Are there cases in which a donor is not accepted? Donors may not be accepted if an autopsy has been performed or they have donated their organs. A contagious disease exists such as virulent herpes, hepatitis, HIV, tuberculosis or some cases of senile dementia. Other conditions include crushing injuries, decomposition, severe obesity or emaciation. Most programs require the entire body. Depending on the program, surgeries like coronary bypass, hip and knee joint replacement, bunionectomy, spinal fusion, laminectomy, etc. are not an issue. These donors are excellent examples for students to see and learn clinical anatomy while having a hands-on understanding of its application.
How long will the donor be needed? To perform studies and research, the donor is typically needed for two years. Some programs require more time and a few need the donation indefinitely for ongoing research. The donor is informed of the time commitment prior to registering for the program.
What happens to the donor after the studies are complete? The Willed Body Registration Packet will have the specific details. In many states, the donor is cremated and returned to the next of kin or location of final interment.

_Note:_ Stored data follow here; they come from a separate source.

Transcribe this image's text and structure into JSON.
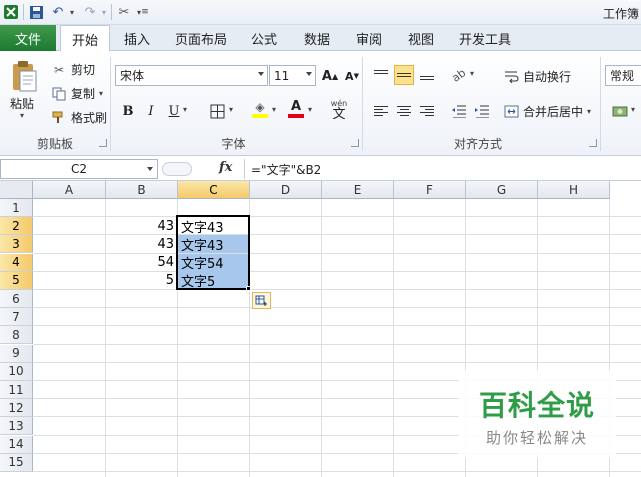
{
  "window": {
    "title": "工作簿"
  },
  "tabs": {
    "file": "文件",
    "items": [
      "开始",
      "插入",
      "页面布局",
      "公式",
      "数据",
      "审阅",
      "视图",
      "开发工具"
    ],
    "active_index": 0
  },
  "clipboard": {
    "paste": "粘贴",
    "cut": "剪切",
    "copy": "复制",
    "format_painter": "格式刷",
    "group_label": "剪贴板"
  },
  "font": {
    "name": "宋体",
    "size": "11",
    "bold": "B",
    "italic": "I",
    "underline": "U",
    "font_color_glyph": "A",
    "phonetic": "wén",
    "phonetic_char": "文",
    "grow_glyph": "A",
    "shrink_glyph": "A",
    "group_label": "字体"
  },
  "alignment": {
    "wrap_text": "自动换行",
    "merge_center": "合并后居中",
    "group_label": "对齐方式"
  },
  "number": {
    "format": "常规"
  },
  "formula_bar": {
    "name_box": "C2",
    "fx": "fx",
    "formula": "=\"文字\"&B2"
  },
  "sheet": {
    "columns": [
      "A",
      "B",
      "C",
      "D",
      "E",
      "F",
      "G",
      "H"
    ],
    "selected_column": "C",
    "rows": [
      "1",
      "2",
      "3",
      "4",
      "5",
      "6",
      "7",
      "8",
      "9",
      "10",
      "11",
      "12",
      "13",
      "14",
      "15"
    ],
    "selected_rows": [
      "2",
      "3",
      "4",
      "5"
    ],
    "cells": {
      "B2": "43",
      "B3": "43",
      "B4": "54",
      "B5": "5",
      "C2": "文字43",
      "C3": "文字43",
      "C4": "文字54",
      "C5": "文字5"
    },
    "selection_fill_color": "#a7c8ec"
  },
  "watermark": {
    "main": "百科全说",
    "sub": "助你轻松解决",
    "color": "#2f9d48"
  }
}
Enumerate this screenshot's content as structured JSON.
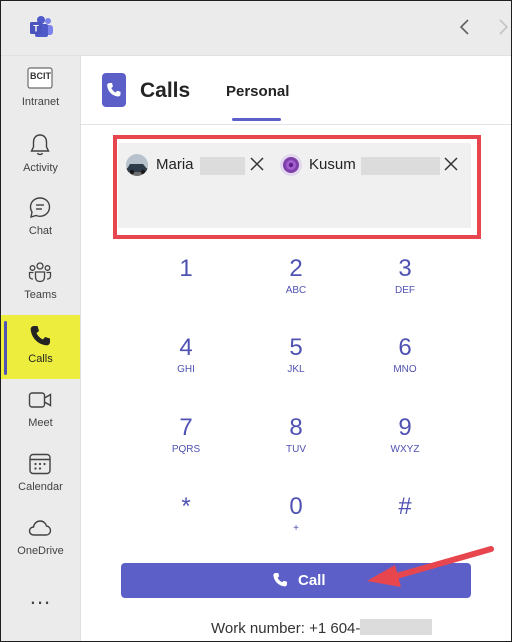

How can an individual get a Willed Body Registration Packet? Go online and search "Willed Body Program State of (enter the donor's state)." Books, charts, models, videos and computer programs are helpful aids to learning about the human body. However hands-on dissection provides a clear understanding of the interconnection of the structures that form the body and how they function.
Since 1993, I have been honored and fortune to study with so many Silent Teachers. Their special gift provides an irreplaceable component to our knowledge of the human body and the skills we acquire to help others. We will never forget these exquisite souls, whose final unselfish act compels each of us in the dissection lab to use the knowledge they provide in ways that will honor their spirits.